Toward the end of the sixth century, the limitations of the black-figure technique, with its unrealistic color scheme, began to circumscribe artists and the new technique of red-figure vases emerged: the figures were left the color of the clay (and so turned red when the vase was fired), and detail was indicated by fine lines drawn in black glaze or in lines of diluted glaze, which fired as dark brown or translucent yellow. The entire background was a luminous black. This gave the figures much the same appearance as if lit by modern theatrical lighting, making them more dramatic and far more realistic.

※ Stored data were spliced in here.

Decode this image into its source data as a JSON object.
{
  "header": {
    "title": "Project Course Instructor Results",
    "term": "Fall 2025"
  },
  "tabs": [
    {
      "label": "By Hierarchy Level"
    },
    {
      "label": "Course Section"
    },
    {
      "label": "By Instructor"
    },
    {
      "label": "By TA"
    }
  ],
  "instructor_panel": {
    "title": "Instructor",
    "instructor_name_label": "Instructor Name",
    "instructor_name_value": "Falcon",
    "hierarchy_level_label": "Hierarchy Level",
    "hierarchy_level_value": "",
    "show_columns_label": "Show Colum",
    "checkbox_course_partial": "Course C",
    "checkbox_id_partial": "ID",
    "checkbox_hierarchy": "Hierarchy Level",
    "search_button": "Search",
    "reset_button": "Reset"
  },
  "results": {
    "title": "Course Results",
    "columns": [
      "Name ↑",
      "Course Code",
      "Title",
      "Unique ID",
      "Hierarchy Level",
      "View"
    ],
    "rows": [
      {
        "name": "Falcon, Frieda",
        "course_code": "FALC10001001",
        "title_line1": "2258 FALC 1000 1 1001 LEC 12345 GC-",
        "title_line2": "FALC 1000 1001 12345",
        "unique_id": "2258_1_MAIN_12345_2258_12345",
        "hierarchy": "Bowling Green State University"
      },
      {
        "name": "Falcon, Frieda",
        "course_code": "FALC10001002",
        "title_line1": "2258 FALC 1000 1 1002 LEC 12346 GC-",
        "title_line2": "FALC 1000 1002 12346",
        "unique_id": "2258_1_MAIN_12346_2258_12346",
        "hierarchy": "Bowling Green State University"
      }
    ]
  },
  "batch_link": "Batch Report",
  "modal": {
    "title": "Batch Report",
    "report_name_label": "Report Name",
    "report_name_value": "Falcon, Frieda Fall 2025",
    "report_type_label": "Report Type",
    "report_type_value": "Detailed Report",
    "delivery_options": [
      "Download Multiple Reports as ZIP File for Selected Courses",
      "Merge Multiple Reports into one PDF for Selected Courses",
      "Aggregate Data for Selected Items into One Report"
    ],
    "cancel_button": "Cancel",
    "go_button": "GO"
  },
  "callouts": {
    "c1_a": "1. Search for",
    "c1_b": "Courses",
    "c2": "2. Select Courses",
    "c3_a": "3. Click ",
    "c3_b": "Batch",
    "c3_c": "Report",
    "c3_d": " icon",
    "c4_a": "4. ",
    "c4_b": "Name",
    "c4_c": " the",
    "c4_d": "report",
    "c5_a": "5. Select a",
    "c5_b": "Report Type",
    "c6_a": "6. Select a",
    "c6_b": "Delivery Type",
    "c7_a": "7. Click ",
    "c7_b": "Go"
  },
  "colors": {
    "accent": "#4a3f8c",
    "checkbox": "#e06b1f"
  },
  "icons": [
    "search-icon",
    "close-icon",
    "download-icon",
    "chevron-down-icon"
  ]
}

And it was now that the truly fine artists began to produce the really great masterpieces, with new subjects matching closely the contours of the vases, which themselves were developing new shapes as well, to match the sophisticated life that then obtained in Periclean Athens—its golden age under its great general and leader, Pericles (c. 495–429). The greatest generation of vase painters was known as the Pioneers (because they experimented with new techniques), and the three greatest names among them were Euphronios, Euthymides, and Phintias. Euphronios (fl. c. 520–c. 500 BC) signed eight Attic vases as painter and, later in his life, signed twelve cups as potter, decorated by other artists. He was particularly interested in showing the human body and experimented with foreshortening to give his compositions greater de
pth. He also produced a pillar monument on the Athenian Acropolis. Euthymides (fl. c. 515–c. 500 BC) signed eight Athenian vases, six as painter, the other two as potter. There is an inscription on an amphora by him in Munich that reads: “Euphronios never did anything this good,” generally interpreted as a playful challenge to the younger artist rather than a taunt. But it shows that artists were aware of each other’s work. Phintias (fl. 520–500 BC) signed six vases as painter and three as potter. The spelling of his names varies, as he was not especially literate.
This period has been described as a primavera (a springtime) that painting would not see again until the Italian Renaissance. In other words, Euphronios, Euthymides, and Phintias are rightly to be regarded as the equivalent of Raphael, Michelangelo, and Leonardo da Vinci: They established the definition of excellence.
The next phase of Attic red-figure painters opened with the Berlin Painter and the Kleophrades Painter. The Berlin Painter is named after a large amphora in the Anitkensammlung (the Museum for Classical Antiquities) in Berlin. His figures so carefully match the shape of his vases that many scholars believe he must have been the potter as well as the painter. Moreover, these figures have that clean simplicity and grace that we now call “classical.” The Kleophrades Painter (fl. c. 505–c. 475 BC) is named after the potter Kleophrades, son of (the black-figure painter) Amasis, whose signature appears on a large red-figure cup now in the Bibliothèque Nationale in Paris. In this period, scenes are lightened in style, with playful borders, and there are fewer figures. It was also about now that cup painters begin to be distinguished from pot painters. Cup, or kylix, painting was perhaps the most intimate of all forms, given the vessel’s use in symposia. The great cup painters were Onesimos, Douris (who produced 280 vases, signing forty), and the Brygos Painter.